Stefano Venier del gruppo HERA ha invece sottolineato l’importanza, soprattutto per un’azienda come Hera che si occupa di servizi pubblici, della pianificazione strategica per poter affrontare gli impatti di alcuni rischi perché solo con una pianificazione strategica si possono risolvere o mitigare gli impatti di fenomeni come il cambiamento climatico. Occorre costruire un insieme di scenari che aiutino a definire quale sia il percorso che proattivamente va messo in atto per limitare e contenere questi rischi, ‘e parlo anche di fenomeni sociali e non solo ambientali’: i cambiamenti climatici e i fenomeni sociali non sono disgiunti e occorre guardare l’enterprise risk management in maniera integrata con la pianificazione strategica. Ha concluso dicendo che l’attrattività di una azienda è legata anche alla reputazione e lavorare sui temi della sostenibilità crea un dialogo almeno con una parte di stakeholders, investitori e clienti, che aiuta a costruire e sviluppare un intangibile asset che è quello reputazionale.
Silvio de Girolamo di Autogrill, ha introdotto invece il concetto di dynamic risk management che stanno applicando in Autogrill nella gestione dei rischi. All’aumentare della complessità, per gestire i rischi di un’organizzazione occorre pensare ad un ambito dinamico, che implica una interrelazione e interconnessione dei rischi tra di loro per poter individuare e gestire prioritariamente i rischi che ne implicano altri e l’azienda sta sperimentando questo modello per poter gestire in maniera più tempestiva i possibili rischi.

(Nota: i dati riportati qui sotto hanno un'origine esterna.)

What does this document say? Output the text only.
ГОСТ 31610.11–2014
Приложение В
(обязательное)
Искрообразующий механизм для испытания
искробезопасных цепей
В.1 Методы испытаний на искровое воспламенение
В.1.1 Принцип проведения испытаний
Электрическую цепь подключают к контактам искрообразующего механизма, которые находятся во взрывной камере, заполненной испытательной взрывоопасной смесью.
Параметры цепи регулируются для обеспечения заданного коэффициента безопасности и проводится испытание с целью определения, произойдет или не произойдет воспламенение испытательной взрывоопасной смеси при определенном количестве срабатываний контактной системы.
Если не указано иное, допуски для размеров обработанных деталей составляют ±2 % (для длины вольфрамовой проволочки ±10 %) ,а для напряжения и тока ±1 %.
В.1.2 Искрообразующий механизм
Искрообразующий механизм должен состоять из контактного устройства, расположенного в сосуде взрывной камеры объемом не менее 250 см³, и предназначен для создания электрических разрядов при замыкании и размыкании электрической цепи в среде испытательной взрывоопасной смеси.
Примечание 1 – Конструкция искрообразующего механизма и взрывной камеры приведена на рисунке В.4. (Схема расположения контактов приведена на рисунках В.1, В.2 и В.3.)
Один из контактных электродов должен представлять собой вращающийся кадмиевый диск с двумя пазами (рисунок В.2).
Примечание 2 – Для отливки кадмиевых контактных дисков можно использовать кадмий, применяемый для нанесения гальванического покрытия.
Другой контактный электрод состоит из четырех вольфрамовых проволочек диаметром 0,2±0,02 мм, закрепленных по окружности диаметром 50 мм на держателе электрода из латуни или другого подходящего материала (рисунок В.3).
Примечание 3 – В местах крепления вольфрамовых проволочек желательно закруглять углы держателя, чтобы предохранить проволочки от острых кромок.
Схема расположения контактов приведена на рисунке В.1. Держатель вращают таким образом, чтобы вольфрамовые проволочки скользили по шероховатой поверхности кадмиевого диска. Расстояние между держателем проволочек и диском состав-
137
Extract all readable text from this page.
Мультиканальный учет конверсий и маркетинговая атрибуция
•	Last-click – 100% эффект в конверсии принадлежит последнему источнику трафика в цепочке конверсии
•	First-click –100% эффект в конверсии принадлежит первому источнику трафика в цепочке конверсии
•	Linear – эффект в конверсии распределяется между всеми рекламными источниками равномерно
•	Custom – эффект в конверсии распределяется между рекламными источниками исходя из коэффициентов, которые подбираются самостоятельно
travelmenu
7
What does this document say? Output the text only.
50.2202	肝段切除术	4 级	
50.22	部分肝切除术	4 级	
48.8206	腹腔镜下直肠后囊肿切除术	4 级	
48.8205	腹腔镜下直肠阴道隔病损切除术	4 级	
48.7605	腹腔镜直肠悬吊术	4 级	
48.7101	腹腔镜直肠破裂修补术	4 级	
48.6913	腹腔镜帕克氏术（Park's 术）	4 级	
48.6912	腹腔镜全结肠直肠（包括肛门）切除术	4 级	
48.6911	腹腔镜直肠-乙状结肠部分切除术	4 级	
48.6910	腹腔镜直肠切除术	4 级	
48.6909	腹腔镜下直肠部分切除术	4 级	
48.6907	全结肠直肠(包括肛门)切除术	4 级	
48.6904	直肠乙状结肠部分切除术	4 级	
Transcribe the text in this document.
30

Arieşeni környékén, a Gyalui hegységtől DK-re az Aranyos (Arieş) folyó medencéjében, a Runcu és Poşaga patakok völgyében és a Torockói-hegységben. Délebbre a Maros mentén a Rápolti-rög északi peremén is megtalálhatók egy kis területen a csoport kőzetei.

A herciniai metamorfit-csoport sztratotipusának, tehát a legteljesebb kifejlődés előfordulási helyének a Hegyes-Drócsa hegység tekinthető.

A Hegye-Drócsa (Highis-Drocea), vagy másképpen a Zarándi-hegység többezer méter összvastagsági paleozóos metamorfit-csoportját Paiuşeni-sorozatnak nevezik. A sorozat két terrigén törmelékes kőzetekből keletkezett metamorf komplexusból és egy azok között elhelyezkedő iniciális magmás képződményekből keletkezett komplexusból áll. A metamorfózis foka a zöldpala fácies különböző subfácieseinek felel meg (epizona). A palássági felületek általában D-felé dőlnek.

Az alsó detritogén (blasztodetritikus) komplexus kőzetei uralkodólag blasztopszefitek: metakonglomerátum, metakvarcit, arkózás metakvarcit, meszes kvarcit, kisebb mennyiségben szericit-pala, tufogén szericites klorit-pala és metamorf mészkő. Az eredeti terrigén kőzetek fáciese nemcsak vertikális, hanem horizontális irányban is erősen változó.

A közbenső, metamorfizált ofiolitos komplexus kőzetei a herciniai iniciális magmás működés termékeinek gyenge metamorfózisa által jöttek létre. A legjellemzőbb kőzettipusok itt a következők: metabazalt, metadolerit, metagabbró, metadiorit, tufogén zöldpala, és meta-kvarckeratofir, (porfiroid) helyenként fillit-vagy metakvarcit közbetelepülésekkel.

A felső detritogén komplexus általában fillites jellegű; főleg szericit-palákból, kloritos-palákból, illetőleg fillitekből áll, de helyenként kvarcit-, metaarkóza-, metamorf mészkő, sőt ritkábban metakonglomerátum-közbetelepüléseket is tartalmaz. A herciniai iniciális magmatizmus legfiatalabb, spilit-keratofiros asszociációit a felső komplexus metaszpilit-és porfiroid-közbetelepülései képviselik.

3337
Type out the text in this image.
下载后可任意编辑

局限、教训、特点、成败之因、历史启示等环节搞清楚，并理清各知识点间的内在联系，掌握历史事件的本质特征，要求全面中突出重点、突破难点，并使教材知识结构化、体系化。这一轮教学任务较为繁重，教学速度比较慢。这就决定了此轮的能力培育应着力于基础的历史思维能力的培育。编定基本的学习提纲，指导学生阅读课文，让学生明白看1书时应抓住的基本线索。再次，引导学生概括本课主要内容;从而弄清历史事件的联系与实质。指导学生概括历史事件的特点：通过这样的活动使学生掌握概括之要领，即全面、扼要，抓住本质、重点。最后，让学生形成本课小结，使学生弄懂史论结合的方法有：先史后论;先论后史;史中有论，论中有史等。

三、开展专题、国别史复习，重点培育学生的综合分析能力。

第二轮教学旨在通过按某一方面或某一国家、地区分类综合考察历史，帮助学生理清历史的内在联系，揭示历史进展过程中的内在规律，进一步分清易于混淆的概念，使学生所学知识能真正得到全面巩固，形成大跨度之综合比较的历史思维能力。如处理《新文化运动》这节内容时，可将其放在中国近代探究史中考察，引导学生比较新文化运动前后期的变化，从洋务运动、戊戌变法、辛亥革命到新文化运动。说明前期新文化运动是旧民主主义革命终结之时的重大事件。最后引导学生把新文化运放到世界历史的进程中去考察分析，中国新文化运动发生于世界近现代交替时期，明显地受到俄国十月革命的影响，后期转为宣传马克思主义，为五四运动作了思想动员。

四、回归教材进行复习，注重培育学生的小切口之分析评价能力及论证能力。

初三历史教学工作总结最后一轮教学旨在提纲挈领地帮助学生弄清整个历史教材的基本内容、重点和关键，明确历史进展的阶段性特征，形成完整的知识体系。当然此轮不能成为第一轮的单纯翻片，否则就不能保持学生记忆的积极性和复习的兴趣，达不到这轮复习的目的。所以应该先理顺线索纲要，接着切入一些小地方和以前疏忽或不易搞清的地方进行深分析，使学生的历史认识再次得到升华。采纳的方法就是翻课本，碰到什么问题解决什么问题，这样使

Al termine della tavola rotonda, a Guglielmina Onofri il compito di raccontare il punto di vista di Consob sulle Dichiarazioni Non Finanziarie presentate in applicazione del D.lgs. 254.
Dalla prima analisi delle DNF pervenute si evince una diversità sia in termini di modalità di presentazione che in termini di contenuti riportati. Le relazioni variano da 40 a 300 pagine. Certamente la discrezionalità delle aziende nella individuazione ed esplicitazione delle attività in tema di sostenibilità ha avuto il suo peso così come il business di riferimento. Occorrerà, tuttavia, iniziare un dialogo con le aziende volto a realizzare una comparabilità delle relazioni in generale, di quelle sulle quali Consob eserciterà attività di vigilanza, in particolare. Consob è in procinto di esplicitare i criteri di correttezza delle rendicontazioni, già menzionati nel regolamento di qualche mese fa, e si pone l’obiettivo di individuare le informazioni utili al mercato per supportare le aziende nella evidenziazione e strutturazione di queste informazioni.
In chiusura dei lavori, Andrea Moltrasio, Presidente del Consiglio di Sorveglianza di UBI Banca, ha riassunto ‘cosa portare a casa dall’incontro’: la necessità di induction e formazione; un impegno strutturato degli stakeholders; la necessità che l’analisi di materialità sia nel processo di budget, di pianificazione quindi in fase strategica e, infine, che la sostenibilità dà valore all’investimento perché si deve guardare al lungo periodo.